It’s On Adults to Make Space for Youth Voice

By Catherine Malinis
September 2021
student presenting in front of a classroom

The research is abundantly clear: Young people benefit enormously when they have a voice in their environment. Youth voice encourages student engagement, fosters feelings of self-worth, and builds leadership skills that prime young people for civic life.

With overwhelming supporting evidence, it’s past time that adults take action to promote youth voice. Here are some ways to get started.

Confront Adultism

Adultism is bias and discrimination against young people, based solely on age. It fosters an often-unconscious assumption that young people are inferior to adults. Like many forms of bias, adultism is woven into the fabric of our society. It shows up in our words (think of phrases like “Children should be seen and not heard”) and our actions—often without us even realizing it.

An important first step to changing this dynamic is being mindful of how we might perpetuate adultism and, in turn, diminish the value and contributions of the young people with whom we work. Becoming aware of our attitudes and actions allows us to change the mindsets reflected in our behavior and choose to create environments that nurture the participation and agency of the young people around us.

Create Authentic, Meaningful Opportunities for Youth Voice

Authentic youth voice emerges from environments where young people feel safe, heard, and respected. Adults can intentionally build these spaces, starting by listening to the young people in the room.

Ask yourself: Do young people have meaningful choice of activities and opportunities in your school, classroom, or program? Do you ask for their input on activities—and are you responsive to their feedback? If you’re not sure, ask the young people how they feel.

Keep in mind that authentic, meaningful student voice is not hosting a one-time panel, asking a single young person to speak on behalf of all their peers, or making young people feel pressured to say whatever the adults in the room want to hear.

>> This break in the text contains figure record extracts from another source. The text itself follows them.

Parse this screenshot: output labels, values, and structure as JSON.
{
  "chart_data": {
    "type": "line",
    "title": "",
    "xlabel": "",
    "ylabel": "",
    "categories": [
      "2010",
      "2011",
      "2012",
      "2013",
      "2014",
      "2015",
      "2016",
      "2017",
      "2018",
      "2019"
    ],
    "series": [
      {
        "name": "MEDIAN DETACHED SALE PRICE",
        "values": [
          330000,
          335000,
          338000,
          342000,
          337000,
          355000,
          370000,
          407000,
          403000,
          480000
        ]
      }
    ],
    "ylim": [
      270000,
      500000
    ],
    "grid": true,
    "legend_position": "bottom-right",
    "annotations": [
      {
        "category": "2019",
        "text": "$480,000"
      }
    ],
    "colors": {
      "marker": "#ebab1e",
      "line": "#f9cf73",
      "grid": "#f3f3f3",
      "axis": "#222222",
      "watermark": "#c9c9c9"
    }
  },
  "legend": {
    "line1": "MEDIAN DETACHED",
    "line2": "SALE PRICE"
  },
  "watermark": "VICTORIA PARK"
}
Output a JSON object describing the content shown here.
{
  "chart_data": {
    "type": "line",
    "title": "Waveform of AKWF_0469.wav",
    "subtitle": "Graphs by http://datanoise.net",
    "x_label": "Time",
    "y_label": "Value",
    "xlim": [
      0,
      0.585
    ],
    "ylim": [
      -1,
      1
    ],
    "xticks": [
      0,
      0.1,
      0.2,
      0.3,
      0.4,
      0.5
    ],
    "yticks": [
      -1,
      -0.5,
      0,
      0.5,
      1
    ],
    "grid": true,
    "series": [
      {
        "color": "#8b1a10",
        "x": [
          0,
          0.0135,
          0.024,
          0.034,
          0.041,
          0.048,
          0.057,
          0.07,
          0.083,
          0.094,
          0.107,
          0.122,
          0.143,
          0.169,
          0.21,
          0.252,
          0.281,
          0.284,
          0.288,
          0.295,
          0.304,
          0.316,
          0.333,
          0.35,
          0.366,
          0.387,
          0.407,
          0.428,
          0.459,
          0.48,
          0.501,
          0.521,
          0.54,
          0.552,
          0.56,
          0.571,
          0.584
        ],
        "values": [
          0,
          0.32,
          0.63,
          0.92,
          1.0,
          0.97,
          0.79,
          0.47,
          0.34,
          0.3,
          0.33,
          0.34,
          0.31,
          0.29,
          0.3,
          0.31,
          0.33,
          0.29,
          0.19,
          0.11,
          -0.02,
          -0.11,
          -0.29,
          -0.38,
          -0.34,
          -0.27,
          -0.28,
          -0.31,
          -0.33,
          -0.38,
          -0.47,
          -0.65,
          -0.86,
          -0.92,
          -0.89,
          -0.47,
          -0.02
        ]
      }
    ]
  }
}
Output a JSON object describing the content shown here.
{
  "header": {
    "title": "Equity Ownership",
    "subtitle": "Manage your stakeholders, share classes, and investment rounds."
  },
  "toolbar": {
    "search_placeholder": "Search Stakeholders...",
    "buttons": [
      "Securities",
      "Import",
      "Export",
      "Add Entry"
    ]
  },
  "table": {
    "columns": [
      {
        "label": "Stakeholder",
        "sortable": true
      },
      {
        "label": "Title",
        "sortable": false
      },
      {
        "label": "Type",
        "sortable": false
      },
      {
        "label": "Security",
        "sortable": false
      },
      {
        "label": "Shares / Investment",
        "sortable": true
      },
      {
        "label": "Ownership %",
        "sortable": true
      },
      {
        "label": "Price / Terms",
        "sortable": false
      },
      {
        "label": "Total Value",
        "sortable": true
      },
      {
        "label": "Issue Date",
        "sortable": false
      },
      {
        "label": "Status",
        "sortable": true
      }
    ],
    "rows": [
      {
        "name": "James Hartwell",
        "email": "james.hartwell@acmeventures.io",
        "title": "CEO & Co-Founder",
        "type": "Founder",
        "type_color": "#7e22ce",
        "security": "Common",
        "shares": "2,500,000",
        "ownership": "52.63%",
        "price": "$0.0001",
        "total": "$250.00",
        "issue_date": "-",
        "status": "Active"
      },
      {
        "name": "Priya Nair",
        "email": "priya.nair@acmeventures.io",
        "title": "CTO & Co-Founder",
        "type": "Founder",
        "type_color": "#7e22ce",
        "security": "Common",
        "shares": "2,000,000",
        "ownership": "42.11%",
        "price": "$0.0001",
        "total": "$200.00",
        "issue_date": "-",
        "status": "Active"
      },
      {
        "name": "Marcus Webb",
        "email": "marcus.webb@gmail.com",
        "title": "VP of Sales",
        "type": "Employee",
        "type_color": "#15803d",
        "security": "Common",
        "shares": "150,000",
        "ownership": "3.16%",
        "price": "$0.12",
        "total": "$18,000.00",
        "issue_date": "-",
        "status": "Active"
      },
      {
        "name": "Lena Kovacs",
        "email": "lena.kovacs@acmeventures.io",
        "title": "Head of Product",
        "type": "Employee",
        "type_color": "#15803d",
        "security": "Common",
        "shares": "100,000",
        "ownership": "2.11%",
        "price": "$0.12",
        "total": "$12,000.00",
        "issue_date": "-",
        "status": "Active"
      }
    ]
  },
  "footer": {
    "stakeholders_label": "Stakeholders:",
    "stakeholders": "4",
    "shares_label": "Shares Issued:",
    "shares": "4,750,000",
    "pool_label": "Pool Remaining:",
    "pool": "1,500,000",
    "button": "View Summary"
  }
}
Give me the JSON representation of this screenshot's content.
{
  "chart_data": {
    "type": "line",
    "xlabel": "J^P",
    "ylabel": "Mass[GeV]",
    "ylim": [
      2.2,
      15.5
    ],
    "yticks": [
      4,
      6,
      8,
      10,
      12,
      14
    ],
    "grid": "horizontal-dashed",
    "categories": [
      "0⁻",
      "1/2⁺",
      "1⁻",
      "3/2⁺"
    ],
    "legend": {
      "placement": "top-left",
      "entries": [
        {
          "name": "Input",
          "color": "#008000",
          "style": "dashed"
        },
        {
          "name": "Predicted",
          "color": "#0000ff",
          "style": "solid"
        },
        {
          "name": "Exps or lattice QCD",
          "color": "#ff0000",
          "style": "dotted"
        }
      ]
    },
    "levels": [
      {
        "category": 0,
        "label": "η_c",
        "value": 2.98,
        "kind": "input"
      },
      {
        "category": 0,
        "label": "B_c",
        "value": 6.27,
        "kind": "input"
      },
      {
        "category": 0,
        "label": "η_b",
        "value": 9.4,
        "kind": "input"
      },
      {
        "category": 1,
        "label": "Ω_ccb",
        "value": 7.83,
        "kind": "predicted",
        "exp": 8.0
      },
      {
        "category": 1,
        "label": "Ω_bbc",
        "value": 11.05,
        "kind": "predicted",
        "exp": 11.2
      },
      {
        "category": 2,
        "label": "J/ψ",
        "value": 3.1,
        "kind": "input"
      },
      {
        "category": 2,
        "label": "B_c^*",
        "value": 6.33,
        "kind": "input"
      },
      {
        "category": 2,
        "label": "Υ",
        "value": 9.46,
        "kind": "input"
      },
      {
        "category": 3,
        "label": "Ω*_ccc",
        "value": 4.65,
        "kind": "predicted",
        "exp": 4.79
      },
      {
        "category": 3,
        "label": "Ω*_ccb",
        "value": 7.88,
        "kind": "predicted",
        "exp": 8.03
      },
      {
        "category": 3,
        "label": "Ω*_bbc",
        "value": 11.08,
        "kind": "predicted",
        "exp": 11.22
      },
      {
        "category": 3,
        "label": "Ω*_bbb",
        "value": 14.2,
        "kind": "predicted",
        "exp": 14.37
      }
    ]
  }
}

Provide Guidance and Scaffolding

Young people need opportunities to practice meaningful decision-making. But throwing the doors of opportunity wide open can be overwhelming for anyone, especially if your students have had few opportunities to exercise voice and choice. Instead of abandoning them to endless possibilities, adults can act as their guide on the side.

Scaffolding is one way to guide young people to develop their decision-making skills over time. By gradually increasing young people’s responsibilities, roles, and challenges, you give them a chance to try something new and feel successful or learn from their mistakes.

Start by providing a level of opportunity and support that’s appropriate for their ability. For example, you might offer kindergartners a choice in that day’s activity. With high school seniors, you might help them choose, plan, and execute a semester-long applied project. Remember, it’s never too early to make young people an active partner in their own learning.

Encourage Self-reflection

Self-reflection is a powerful tool for learning. Including self-reflection activities in our time with youth promotes self-regulated learning and the development of metacognition and executive functions. When youth can practice these skills with our support, they are more likely to continue planning and reflecting as a habit, even without adult support. With repeated opportunities to engage in self-reflection, young people develop critical thinking skills that support planning, predicting, and decision-making.

Adults can provide support by modeling self-reflection; asking young people lots of great, open-ended questions; and encouraging them to self-reflect before and after they exercise voice and choice.

Keep Students at the Center

Young people already have a voice—and they have a lot to say. They don’t need adults to “give” them a voice: They need us to provide opportunities for input, relevant choice, and shared leadership. When adults offer meaningful support; provide increasing challenges, roles, and responsibilities; and know when to step up or step back and get out of the way, young people can develop the skills that they need to become independent, engaged, and empowered citizens.

When you combine these elements together, you begin to build a wonderful environment where young people can flourish — because they have what they need to thrive.